Principal of the "Karl Marx" Party Academy
- In office 12 September 1950 – 23 June 1983
- Deputy: Manfred Herold; Ernst Haak;
- Preceded by: Rudolf Lindau
- Succeeded by: Kurt Tiedke

Personal details
- Born: Hanna Haschka 4 February 1908 Gonionds, Congress Poland, Russian Empire (now Goniądz, Poland)
- Died: 22 June 1999 (aged 91) Berlin, Germany
- Party: Socialist Unity Party (1948–1989)
- Other political affiliations: Communist Party of Germany (1930–1948) Party of Democratic Socialism (1989–1990)
- Domestic partner: Wilhelm Knigge
- Alma mater: University of Berlin (no degree); International Lenin School;
- Occupation: Teacher; Party Functionary;
- Awards: Patriotic Order of Merit, 1st class; Banner of Labor; Clara Zetkin Medal; Order of Karl Marx; Hero of Labour;
- Central institution membership 1958–1989: Full member, Central Committee ; 1954–1958: Candidate member, Central Committee ; Other offices held 1958–1989: Member, Ideological Commission at the Politburo ; 1950–1976: Member, Einheit editorial team ;

= Hanna Wolf =

East German historian and politician (1908–1999)

Hanna Wolf (née Haschka; 4 February 1908 – 22 June 1999) was an East German historian and socialist politician. She left Germany in 1932 for the Soviet Union where she became a Soviet citizen.

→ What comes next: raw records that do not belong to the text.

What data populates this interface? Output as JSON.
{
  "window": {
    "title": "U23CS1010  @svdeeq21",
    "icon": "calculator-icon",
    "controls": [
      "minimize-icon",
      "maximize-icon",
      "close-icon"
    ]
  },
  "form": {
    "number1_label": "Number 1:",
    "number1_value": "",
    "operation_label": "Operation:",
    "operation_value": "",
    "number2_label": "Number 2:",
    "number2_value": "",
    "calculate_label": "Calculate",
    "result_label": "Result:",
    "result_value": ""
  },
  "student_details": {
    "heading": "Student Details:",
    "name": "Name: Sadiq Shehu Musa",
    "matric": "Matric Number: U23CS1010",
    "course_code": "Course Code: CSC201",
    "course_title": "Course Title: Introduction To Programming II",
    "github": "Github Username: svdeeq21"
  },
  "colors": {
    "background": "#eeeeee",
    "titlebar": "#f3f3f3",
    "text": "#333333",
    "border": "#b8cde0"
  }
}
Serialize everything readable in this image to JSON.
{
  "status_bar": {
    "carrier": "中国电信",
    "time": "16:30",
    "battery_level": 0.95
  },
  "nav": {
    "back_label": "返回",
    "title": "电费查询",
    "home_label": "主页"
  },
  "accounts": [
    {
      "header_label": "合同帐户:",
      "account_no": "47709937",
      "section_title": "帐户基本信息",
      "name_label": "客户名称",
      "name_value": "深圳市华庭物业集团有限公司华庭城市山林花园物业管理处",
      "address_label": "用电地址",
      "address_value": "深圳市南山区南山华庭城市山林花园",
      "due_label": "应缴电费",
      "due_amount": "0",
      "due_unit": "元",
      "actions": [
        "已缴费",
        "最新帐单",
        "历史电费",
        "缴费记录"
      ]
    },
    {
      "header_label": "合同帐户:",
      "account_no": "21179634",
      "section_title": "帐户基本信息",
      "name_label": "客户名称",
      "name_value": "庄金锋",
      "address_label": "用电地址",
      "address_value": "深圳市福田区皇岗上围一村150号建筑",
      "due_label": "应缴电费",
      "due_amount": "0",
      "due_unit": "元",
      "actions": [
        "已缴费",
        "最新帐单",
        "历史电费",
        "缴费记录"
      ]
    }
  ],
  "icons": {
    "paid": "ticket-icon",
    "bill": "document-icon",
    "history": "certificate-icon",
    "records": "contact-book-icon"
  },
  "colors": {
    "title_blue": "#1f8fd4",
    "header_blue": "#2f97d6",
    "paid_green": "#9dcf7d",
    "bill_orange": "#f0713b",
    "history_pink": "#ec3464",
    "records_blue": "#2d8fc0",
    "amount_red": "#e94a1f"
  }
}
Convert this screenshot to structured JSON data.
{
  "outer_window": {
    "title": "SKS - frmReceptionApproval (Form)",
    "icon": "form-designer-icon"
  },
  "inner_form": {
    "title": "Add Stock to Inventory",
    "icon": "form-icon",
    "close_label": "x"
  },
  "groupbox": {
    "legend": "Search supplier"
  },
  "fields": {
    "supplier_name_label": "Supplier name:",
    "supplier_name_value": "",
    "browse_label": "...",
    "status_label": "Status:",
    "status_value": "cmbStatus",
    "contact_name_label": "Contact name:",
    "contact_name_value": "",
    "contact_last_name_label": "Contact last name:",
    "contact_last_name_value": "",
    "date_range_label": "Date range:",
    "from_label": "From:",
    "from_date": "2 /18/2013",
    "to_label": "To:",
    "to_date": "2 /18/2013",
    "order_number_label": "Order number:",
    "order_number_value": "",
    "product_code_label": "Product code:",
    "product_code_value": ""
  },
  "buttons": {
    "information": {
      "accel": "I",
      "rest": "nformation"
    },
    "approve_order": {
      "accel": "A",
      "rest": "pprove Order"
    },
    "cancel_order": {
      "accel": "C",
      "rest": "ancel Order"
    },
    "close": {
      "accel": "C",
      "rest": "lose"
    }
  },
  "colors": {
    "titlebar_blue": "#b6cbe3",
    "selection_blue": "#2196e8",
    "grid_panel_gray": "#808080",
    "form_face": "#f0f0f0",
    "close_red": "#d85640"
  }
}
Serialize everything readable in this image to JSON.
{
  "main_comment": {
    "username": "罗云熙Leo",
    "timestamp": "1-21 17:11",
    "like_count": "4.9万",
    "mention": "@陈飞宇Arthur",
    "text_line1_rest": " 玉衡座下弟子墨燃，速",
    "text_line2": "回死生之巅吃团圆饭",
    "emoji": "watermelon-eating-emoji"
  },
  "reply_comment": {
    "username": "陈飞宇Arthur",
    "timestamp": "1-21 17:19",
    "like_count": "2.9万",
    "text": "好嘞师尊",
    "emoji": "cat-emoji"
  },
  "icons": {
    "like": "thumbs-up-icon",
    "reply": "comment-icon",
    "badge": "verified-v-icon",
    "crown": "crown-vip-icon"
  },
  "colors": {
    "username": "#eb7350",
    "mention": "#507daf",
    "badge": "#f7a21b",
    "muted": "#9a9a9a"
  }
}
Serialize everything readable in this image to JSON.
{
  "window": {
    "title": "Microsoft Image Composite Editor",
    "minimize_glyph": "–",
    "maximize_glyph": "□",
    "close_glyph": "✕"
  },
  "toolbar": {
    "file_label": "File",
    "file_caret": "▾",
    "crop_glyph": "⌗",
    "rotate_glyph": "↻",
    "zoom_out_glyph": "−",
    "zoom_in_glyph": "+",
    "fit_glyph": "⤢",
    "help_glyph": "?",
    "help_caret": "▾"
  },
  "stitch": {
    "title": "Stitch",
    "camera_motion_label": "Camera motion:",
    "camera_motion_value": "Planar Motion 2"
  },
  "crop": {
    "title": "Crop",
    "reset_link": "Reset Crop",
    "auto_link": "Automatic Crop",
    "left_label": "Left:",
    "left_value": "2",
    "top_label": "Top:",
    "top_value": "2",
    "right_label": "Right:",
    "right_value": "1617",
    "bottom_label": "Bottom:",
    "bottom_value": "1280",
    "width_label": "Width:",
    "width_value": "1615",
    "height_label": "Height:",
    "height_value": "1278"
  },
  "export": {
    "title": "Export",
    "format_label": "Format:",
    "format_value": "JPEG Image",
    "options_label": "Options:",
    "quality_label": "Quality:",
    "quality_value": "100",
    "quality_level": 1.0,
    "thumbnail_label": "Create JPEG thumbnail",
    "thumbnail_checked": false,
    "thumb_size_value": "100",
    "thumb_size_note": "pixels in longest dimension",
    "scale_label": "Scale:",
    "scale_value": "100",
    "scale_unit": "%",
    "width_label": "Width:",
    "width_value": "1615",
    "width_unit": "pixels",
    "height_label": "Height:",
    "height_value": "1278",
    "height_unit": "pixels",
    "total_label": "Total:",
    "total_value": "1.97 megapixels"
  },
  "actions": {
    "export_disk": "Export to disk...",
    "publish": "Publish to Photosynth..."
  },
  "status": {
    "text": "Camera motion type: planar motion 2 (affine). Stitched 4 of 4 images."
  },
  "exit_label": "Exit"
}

She returned to East Germany in 1947 and held various posts, including rector of Parteihochschule Karl Marx (Party Academy Karl Marx). She was a long-term member of the central committee of the Socialist Unity Party (SED).

==Early life and education==
She was born in Goniądz, Poland, on 4 February 1908. Her father was a rabbi and teacher, and her mother was also a teacher. In 1922 she became a member of the Polish branch of the Young Communist League of Germany. She studied philosophy and history at the University of Berlin.

==Career and exile==
Following her graduation she worked as a teacher. She left the Jewish community in 1927. She joined the Communist Party of Germany in 1930. She emigrated to the Soviet Union in April 1932 after the Nazi Party had started to gain power. She became a Soviet citizen in 1934 and started to become involved in scientific research. Between 1942 and 1947 she was a teacher at the Central School for German War Prisoners in Krasnogorsk, Moscow Oblast.

Wolf moved back to East Germany in 1947 and held several posts. She first worked at the Central Administration for Public Education before she became a citizen of East Germany in 1950. In September of that year she was appointed rector of the Party Academy Karl Marx run by the SED and remained in office until June 1983. She did, however, not publish any research work. She became a candidate member of the SED's central committee in 1954. She was made its full member in 1958 which she held until 1989. She was also promoted to professorship in 1958. From 1983 to 1989 she acted as a consultant at the central committee of the SED. She was one of the most influential Stalinist members of the SED.

Wolf joined the Party of Democratic Socialism, successor of the SED, but she was expelled from the party on 10 February 1990.

==Personal life and death==
Wolf married three times. She died in Berlin on 22 June 1999.

===Awards===
Wolf was the recipient of the following: Soviet medal of Fatherland (1946), Banner of Labor (1959), Clara Zetkin Medal (1964), Order of Karl Marx (1965; 1978), Patriotic Order of Merit (Gold; 1968), Soviet Order of the Fatherland (1970) and Lenin Commemorative Medal (1970).